I have a list of tokens and need to find them in a text. I'm using pandas
to store my text. However, I noticed that sometimes the tokens I am looking for are misspelled and thus I am thinking about adding the Levenshtein distance to pick those misspelled tokens. At the moment, I implemented a very simple approach:
df_texts['Text'].str.findall('|'.join(list_of_tokens))
That works perfectly find. My question is how to add edit_distance
to account for misspelled tokens? NLTK
packages offers a nice function to compute edit distance:
from nltk.metrics import edit_distance
>> edit_distance('trazodone', 'trazadon')
>> 2
In the above example, trazodone
is the correct token, while trazadon
is misspelled one and should be retrieved from my text.

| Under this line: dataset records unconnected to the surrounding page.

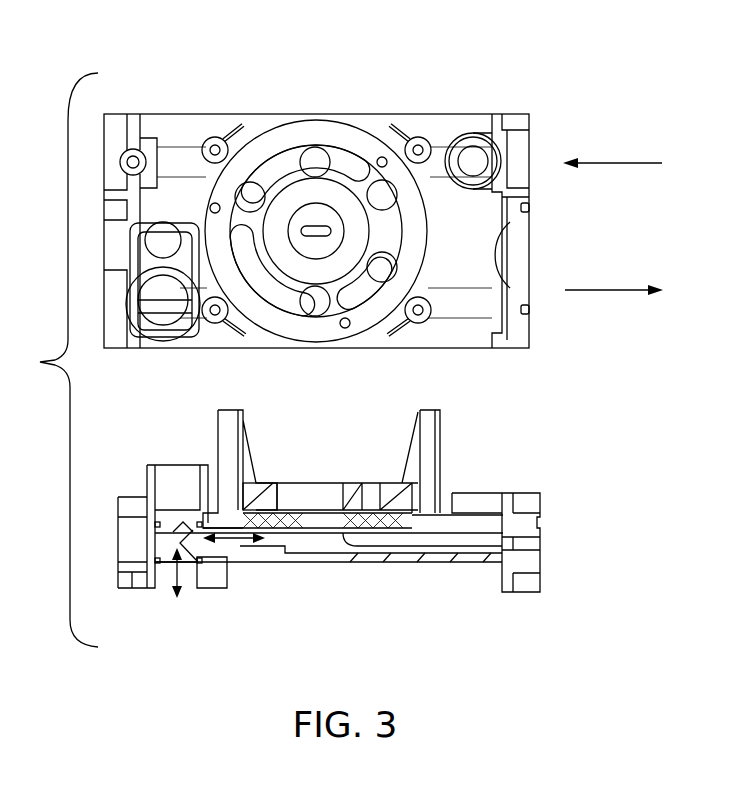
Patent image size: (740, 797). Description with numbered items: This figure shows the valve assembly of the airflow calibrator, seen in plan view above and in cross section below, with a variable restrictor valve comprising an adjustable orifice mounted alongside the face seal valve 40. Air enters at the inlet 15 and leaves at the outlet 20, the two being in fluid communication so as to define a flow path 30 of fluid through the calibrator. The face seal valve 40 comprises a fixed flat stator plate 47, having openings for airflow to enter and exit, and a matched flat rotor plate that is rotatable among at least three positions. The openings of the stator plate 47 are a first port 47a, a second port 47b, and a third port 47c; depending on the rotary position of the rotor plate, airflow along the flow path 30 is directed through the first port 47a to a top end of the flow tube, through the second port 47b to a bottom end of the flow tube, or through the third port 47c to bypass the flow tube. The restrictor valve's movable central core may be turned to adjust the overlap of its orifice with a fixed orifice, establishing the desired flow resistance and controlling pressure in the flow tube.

The face seal valve 40 is at (335, 80).
The stator plate 47 is at (290, 522).
The first port 47a is at (383, 238).
The second port 47b is at (280, 173).
The third port 47c is at (288, 305).
The flow path 30 is at (228, 535).
The inlet 15 is at (622, 163).
The outlet 20 is at (615, 290).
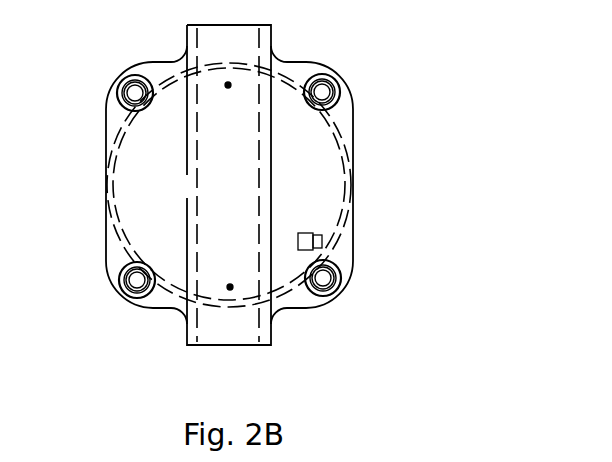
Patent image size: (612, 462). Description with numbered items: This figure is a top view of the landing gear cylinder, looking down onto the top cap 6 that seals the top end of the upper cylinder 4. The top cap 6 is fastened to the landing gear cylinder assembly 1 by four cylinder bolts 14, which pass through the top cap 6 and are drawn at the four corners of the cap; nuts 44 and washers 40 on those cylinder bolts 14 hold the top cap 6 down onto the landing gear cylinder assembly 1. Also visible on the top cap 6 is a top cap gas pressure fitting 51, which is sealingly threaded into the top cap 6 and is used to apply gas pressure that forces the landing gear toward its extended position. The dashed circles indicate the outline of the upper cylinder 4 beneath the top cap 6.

The landing gear cylinder assembly 1 is at (285, 185).
The upper cylinder 4 is at (112, 145).
The top cap 6 is at (353, 128).
The cylinder bolts 14 is at (424, 302).
The nuts 44 is at (424, 302).
The washers 40 is at (343, 287).
The top cap gas pressure fitting 51 is at (322, 238).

In theory, I can check every single word in my texts and measure the edit distance to decided on whether they are similar or not, but it would be very inefficient. Any pythonian ideas?
I would start by using a "spell check" function to get a list of all words in the corpus which are not spelled correctly. This will cut down the data set massively. Then you can brute-force the misspelled words using edit_distance
against all the search tokens whose length is similar enough (say, within one or two characters of the same length).
You can pre-compute a dict of the search tokens keyed by their length, so when you find a misspelled word like "portible" you can check its edit distance from all your search tokens having 7, 8, or 9 characters.